I have to disagree with a fictional incident as described in Alan Moore's Jerusalem (London, 2016), pp. 999-1000.

First, imagine that I walk from point A to point B and then return. I depart from A at 1:00, arrive at B at 2:00, immediately turn around and arrive back at A at 3:00. Of course, I neither meet nor briefly converse with myself shortly before arriving at B.

Secondly, imagine that I can walk backwards in time:

depart from A at 1:00;
arrive at B at 2:00;
immediately turn around;
arrive back at A at 1:00.

In the second case, I would be passing myself at every moment of the outward and return journeys.

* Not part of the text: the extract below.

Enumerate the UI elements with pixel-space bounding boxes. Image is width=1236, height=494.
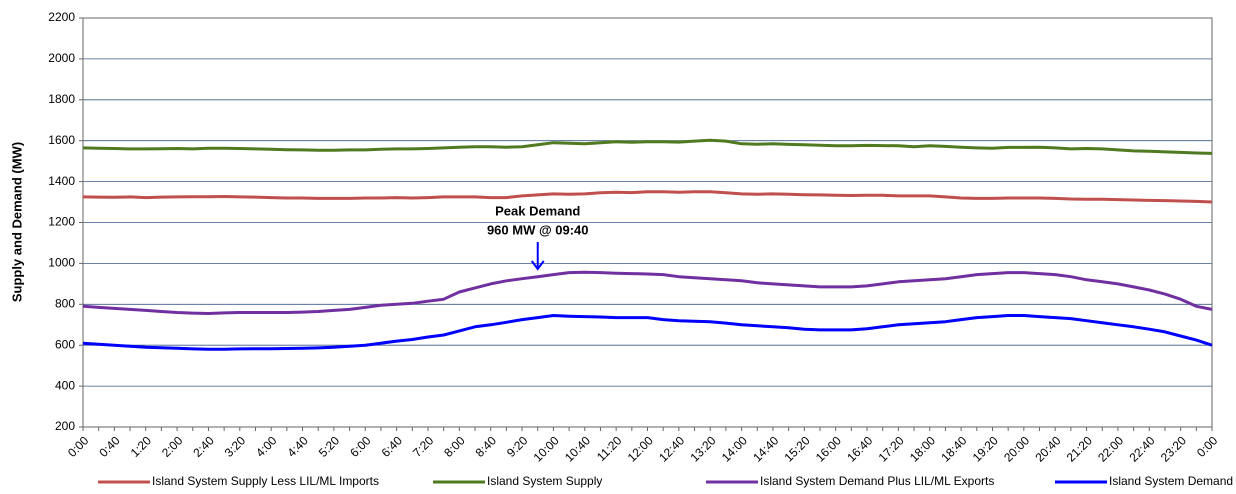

In Jerusalem, Snowy Vernall walks, carrying the eighteen-month old May on his shoulders. (They are ghosts whose ectoplasmic bodies are permanently the size and shape that their material bodies had when they died.) Snowy and May inhabit a space of at least three dimensions. (Other dimensions are mentioned but we can only visualize three.) Their (at least) three spatial dimensions are, of course, backwards-forwards, left-right and up-down. Snowy walks along a very long corridor. The world lines of the mortal world are below the floor of the corridor and parallel to it. Thus, Snowy's backwards-forwards spatial dimension corresponds to our, not his, temporal dimension. Snowy has a temporal dimension. He perceives, thinks, talks and walks. All of these activities take time. His temporal dimension is at right angles to ours and might (or might not) correspond to one of our three spatial dimensions. He should no more meet himself on his outward and return journeys than I do when walking from A to B and returning to A.